Maisie’s parents, Beale and Ida Farange, divorce, and the court rules that Maisie will split her time between them—six months with each parent. Both Ida and Beale are immoral people, and that along with their frivolity, drives them to use Maisie to exact their hatred on one another. Both of them remarry. Beale chooses Maisie’s governess, Miss Overmore, for his second wife. Ida marries Sir Claude, a likeable but weak-willed man. Maisie ends up with a new governess, Mrs. Wix. Despite her frumpiness and occasional ridiculousness, she is devoted to Maisie.

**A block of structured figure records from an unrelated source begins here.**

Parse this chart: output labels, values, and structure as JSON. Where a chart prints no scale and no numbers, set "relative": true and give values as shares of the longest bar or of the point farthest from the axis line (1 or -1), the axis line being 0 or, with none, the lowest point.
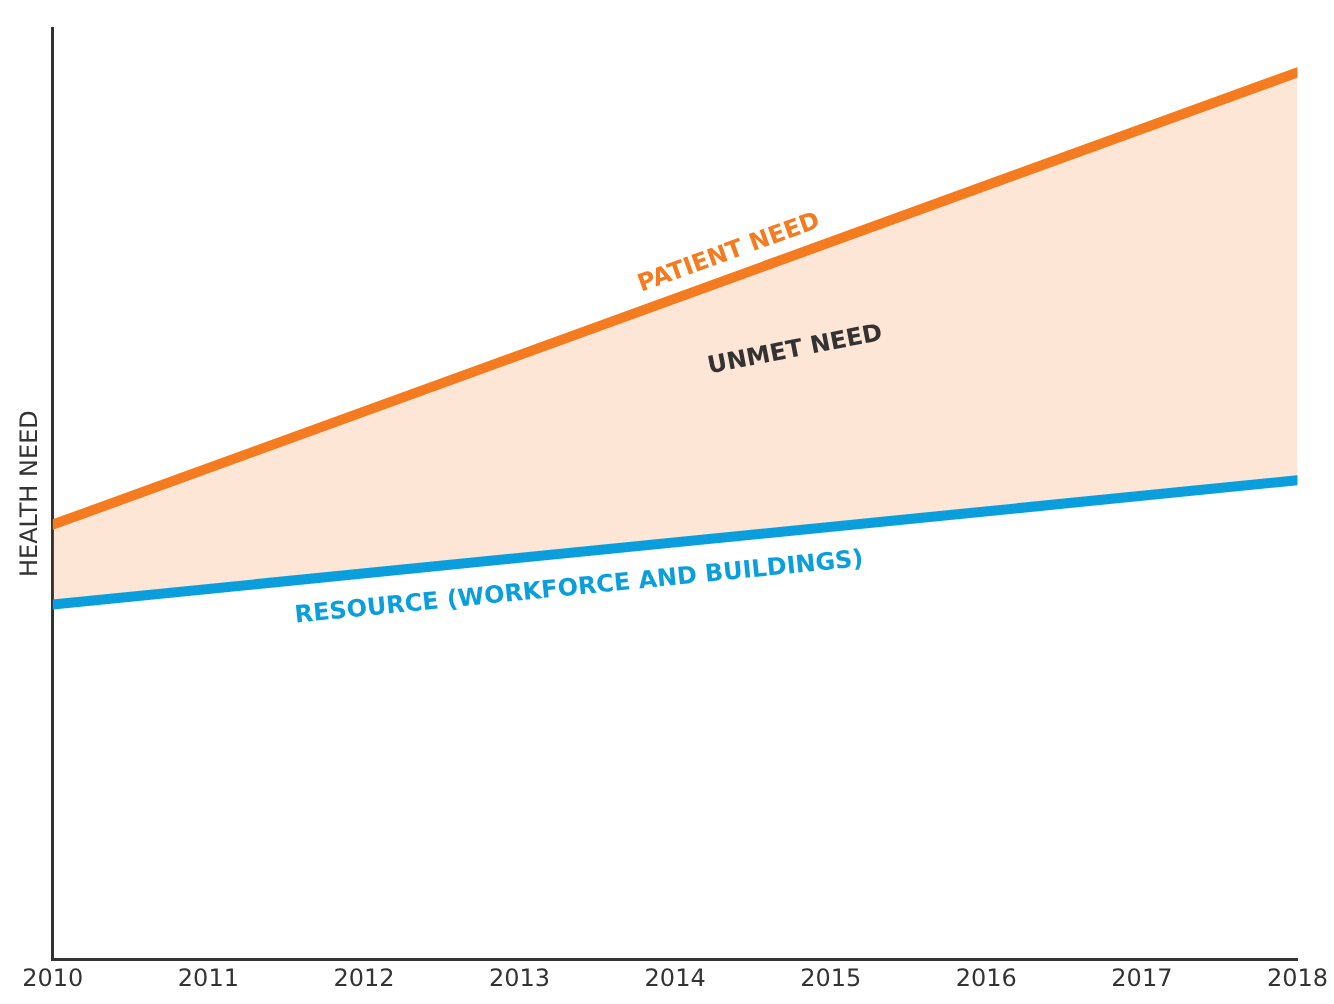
{
  "chart_data": {
    "type": "line",
    "relative": true,
    "ylabel": "HEALTH NEED",
    "x": [
      2010,
      2018
    ],
    "xlim": [
      2010,
      2018
    ],
    "xticks": [
      2010,
      2011,
      2012,
      2013,
      2014,
      2015,
      2016,
      2017,
      2018
    ],
    "tick_labels": "x",
    "grid": false,
    "legend": false,
    "marker": "none",
    "line_style": "solid",
    "series": [
      {
        "name": "PATIENT NEED",
        "color": "#f47b20",
        "values": [
          0.49,
          1
        ],
        "lower": [
          0.4,
          0.54
        ],
        "upper": [
          0.49,
          1
        ]
      },
      {
        "name": "RESOURCE (WORKFORCE AND BUILDINGS)",
        "color": "#0a9fdc",
        "values": [
          0.4,
          0.54
        ]
      }
    ],
    "annotations": [
      "UNMET NEED"
    ]
  }
}
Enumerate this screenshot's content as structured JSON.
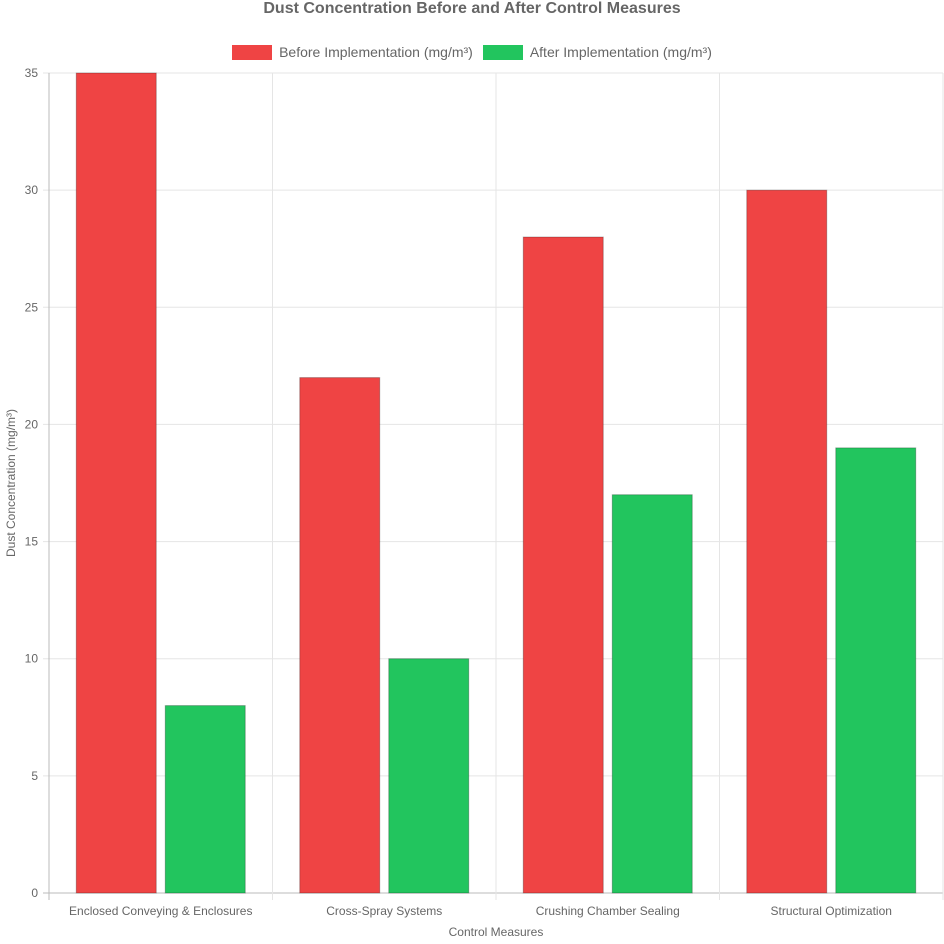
{
  "chart_data": {
    "type": "bar",
    "title": "Dust Concentration Before and After Control Measures",
    "xlabel": "Control Measures",
    "ylabel": "Dust Concentration (mg/m³)",
    "categories": [
      "Enclosed Conveying & Enclosures",
      "Cross-Spray Systems",
      "Crushing Chamber Sealing",
      "Structural Optimization"
    ],
    "series": [
      {
        "name": "Before Implementation (mg/m³)",
        "values": [
          35,
          22,
          28,
          30
        ],
        "color": "#ef4444"
      },
      {
        "name": "After Implementation (mg/m³)",
        "values": [
          8,
          10,
          17,
          19
        ],
        "color": "#22c55e"
      }
    ],
    "ylim": [
      0,
      35
    ],
    "yticks": [
      0,
      5,
      10,
      15,
      20,
      25,
      30,
      35
    ],
    "grid": true,
    "legend_position": "top"
  }
}
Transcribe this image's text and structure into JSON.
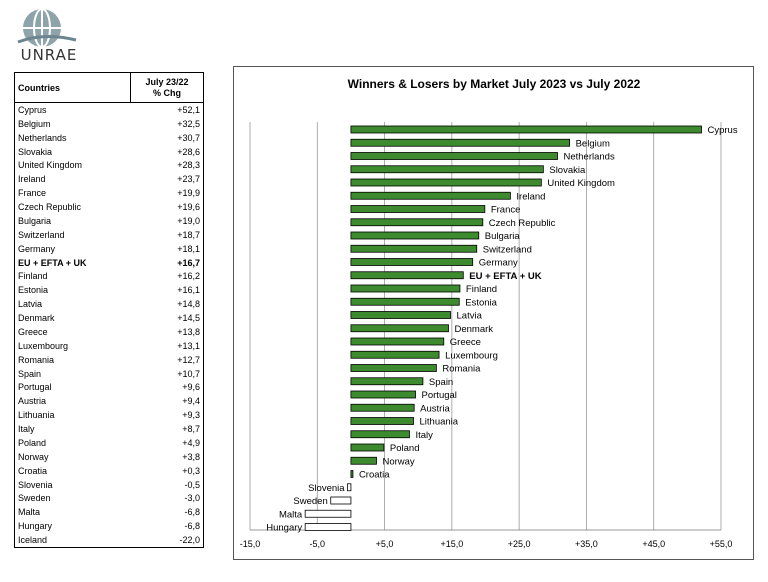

It does not take long for both Ida and Beale to mess up their new marriages, cheating on Miss Overmore and Sir Claude. In response, Miss Overmore and Sir Claude begin their own affair. Wrapped up in their romantic drama, both Beale and Ida neglect Maisie. Sir Claude ends up taking responsibility for her, and she must choose whether to stay with him and Miss Overmore or return to Mrs. Wix. By this time, Maisie is a teenager and in France with Sir Claude. She decides that Sir Claude and Miss Overmore will split just like Beale and Ida had, so she chooses to leave them and return to Mrs. Wix.



An important theme in What Maisie Knew is knowledge and education. Maisie learns that just because her parents and their new spouses are attractive does not mean they are reliable. She uses this knowledge as she chooses to stay with Mrs. Wix, who is the most devoted and responsible adult in her life. But Mrs. Wix is not a saint, and she too, like the other four adults, projects onto Miasie. While the other four project their sexualized drama onto the child, Mrs. Wix laments the loss of her own child and projects that grief onto Maisie.

Henry James, born in America, spent much time in England. He viewed English society in an unfriendly light; many of his works, including What Maisie Knew, involve parents and guardians who are neglectful of their responsibilities toward children in their care. What Maisie Knew is a scathing reprimand to what James saw as a corrupt society. Woven throughout this rebuke, readers will discover James’s own dark sense of humor, evidenced in Mrs. Wix’s infatuation with Sir Claude and Beale’s involvement with what he tells Maisie is an American countess.

At the time the story was published, it received mixed and polarized reviews. Edmund Wilson, a literary critic, admired the work for its style and judgment of English society. He recommended What Maisie Knew to Vladimir Nabokov, who wrote Lolita. Nabokov did not like What Maisie Knew at all. F.R. Leavis loved James’s book, and called it perfection. In 2012, Julianne Moore and Alexander Skarsgård starred in a film by the same title as the book. While the movie follows the book closely, this adaptation takes place in 21st-century New York City. Another difference is the absence of Mrs. Wix. Instead, Maisie finds her new parents to be reliable and loving, so she stays with them.



Henry James was a prolific author. His most well-known works include The Portrait of a Lady, The Ambassadors, The Turn of the Screw, and The Wings of the Dove. His fiction is considered important transitory work between literary realism and literary modernism. He also wrote plays, as well as works of criticism, biography and autobiography, and travel. Henry James was thrice nominated for the Nobel Prize in Literature: in 1911, 1912, and 1916.

Like James himself, many of his fictional works embody characters that reflect either Old World Europe, which he paints as beautiful and corrupt, or America. These characters are often brash and value freedom. Many of his protagonists are young women who are facing oppression of some variety, and/or abuse. Many of his works also include a fish-out-of-water, drawing on his own experiences as an expatriate. His works are considered influential to authors such as Virginia Woolf and Max Beerbohm. He has been fictionalized in no less than a dozen other works by authors such as H.G. Wells, Joyce Carol Oates, and Gore Vidal.